また昨年度の調査において、1994年EU発足以降、加盟国の建設業界は経済統合を果たしたEU内部で競争の激化に直面しているということを知ることができた。これは、透明性や競争性に留意して各国の風土に合わせて形成された合理的な公共工事の執行体制が国内ではなく、EUという外部要因によって公共工事を取り巻く状況が変化しているということを意味する。しかし昨年度は調査目的の違いから、EU発足によって各国の建設業界に変革の時が訪れたという情報のみの入手に留まり、EUという組織が及ぼす影響や欧州諸国が今後どのような手順でEU全体として足並みを揃えていくのか、法律や体制の移行をどう行っていくのか、またその結果どのような執行体制を目指すのかということに関しては情報を得ることができなかった。これらの点に注目し変化の全体像を捉えること、そして各関係者の視点からの変化分析を行うことは現行の公共工事に関する執行体制を調査することと併せて、移行手順や方法、新体制への関係者の対応といった観点から日本の新たな公共工事の執行体制確立にとって有用な示唆が得られると思われる。

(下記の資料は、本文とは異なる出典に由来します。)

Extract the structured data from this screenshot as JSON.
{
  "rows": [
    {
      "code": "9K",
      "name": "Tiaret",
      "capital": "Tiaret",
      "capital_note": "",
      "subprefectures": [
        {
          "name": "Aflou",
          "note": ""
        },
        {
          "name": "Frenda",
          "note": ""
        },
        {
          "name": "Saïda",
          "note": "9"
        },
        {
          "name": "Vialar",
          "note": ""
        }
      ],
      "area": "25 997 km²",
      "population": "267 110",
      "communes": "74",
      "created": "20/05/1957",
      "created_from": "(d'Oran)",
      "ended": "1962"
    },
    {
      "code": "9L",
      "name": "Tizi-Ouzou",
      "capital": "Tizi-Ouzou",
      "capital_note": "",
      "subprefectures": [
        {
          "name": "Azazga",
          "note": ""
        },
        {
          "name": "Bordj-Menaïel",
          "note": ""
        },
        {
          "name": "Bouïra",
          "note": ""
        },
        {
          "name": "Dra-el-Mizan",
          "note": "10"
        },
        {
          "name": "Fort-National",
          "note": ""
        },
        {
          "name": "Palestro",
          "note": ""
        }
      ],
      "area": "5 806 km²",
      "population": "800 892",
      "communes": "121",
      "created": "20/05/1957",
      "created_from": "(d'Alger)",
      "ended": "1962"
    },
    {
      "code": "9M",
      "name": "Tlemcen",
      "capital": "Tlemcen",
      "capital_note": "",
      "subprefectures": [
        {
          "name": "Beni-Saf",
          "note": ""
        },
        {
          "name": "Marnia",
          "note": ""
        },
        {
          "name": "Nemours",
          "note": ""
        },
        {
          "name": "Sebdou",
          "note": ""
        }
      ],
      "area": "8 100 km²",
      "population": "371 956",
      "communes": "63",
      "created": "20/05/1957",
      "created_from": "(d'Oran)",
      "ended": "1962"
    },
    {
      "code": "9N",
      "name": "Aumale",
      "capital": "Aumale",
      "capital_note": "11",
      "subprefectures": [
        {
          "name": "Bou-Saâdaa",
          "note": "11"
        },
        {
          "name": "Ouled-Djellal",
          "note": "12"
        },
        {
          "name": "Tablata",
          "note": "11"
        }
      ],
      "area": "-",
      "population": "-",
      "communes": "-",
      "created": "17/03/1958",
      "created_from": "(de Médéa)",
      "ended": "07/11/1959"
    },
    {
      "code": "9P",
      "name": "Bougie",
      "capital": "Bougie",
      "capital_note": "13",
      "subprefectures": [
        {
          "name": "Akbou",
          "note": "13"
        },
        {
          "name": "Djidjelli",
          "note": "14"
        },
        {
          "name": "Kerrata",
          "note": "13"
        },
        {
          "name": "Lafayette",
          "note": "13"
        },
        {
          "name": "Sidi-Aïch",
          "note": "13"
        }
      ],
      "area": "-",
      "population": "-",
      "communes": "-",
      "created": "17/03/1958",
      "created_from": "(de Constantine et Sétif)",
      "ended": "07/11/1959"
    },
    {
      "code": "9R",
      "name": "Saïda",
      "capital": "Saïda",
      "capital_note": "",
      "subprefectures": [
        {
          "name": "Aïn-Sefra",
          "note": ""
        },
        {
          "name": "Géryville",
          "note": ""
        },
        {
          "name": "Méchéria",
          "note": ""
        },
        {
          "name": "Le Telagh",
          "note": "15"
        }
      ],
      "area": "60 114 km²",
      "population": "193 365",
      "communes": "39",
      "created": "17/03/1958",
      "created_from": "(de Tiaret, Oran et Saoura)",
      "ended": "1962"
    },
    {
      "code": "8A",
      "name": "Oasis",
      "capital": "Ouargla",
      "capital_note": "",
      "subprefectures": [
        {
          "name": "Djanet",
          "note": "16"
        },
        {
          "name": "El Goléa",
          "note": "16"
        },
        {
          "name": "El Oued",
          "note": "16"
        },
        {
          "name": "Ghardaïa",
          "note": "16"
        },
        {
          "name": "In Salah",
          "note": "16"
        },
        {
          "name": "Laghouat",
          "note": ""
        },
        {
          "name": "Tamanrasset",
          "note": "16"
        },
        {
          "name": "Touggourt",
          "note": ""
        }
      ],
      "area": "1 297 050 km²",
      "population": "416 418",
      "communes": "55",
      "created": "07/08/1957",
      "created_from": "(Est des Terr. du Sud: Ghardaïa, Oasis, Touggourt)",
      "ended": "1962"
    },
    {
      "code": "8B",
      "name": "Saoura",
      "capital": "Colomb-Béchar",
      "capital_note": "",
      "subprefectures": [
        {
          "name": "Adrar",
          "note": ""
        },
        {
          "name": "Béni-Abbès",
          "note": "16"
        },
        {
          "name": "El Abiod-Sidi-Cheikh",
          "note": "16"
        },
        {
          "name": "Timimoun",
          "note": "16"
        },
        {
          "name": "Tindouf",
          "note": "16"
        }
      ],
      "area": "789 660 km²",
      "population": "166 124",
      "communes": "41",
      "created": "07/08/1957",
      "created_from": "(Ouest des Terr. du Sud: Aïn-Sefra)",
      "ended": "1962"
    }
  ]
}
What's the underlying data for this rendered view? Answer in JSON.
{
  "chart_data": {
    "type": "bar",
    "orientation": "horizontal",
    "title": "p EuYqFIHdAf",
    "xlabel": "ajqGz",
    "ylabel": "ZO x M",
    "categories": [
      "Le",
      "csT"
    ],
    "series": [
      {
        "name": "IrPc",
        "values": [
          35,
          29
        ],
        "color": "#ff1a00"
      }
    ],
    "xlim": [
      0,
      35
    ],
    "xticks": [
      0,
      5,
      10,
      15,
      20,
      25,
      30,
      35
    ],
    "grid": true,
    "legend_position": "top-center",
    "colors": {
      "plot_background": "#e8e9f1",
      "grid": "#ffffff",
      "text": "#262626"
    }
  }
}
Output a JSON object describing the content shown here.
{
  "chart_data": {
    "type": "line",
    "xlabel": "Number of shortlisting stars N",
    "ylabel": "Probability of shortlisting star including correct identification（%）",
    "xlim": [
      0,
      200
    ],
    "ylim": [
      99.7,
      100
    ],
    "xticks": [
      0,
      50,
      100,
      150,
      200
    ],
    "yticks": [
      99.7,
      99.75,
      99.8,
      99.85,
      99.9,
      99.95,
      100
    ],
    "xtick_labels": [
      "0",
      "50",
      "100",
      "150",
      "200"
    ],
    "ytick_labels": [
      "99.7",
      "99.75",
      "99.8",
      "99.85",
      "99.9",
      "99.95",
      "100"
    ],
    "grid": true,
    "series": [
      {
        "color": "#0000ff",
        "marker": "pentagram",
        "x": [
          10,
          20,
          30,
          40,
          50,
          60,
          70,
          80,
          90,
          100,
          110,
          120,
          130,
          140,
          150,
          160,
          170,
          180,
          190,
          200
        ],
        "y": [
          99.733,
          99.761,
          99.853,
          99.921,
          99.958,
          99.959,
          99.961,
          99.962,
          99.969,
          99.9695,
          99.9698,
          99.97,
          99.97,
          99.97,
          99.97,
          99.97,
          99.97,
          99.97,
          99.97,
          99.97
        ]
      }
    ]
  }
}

現地を訪問しての詳細な聞き取り調査は、欧州各国の執行体制の表面的な理解のみならず、その基盤となっている価値観やモラルなど現行の執行体制を機能させている要因を把握することを可能にする。したがって、本調査研究は日本の公共工事を取り巻く建設業界の変革に関して、欧州各国の現体制が適応するか否かの判断や諸制度の新体制移行のプロセスを含めて具体的な方策を提示することができると考えられる。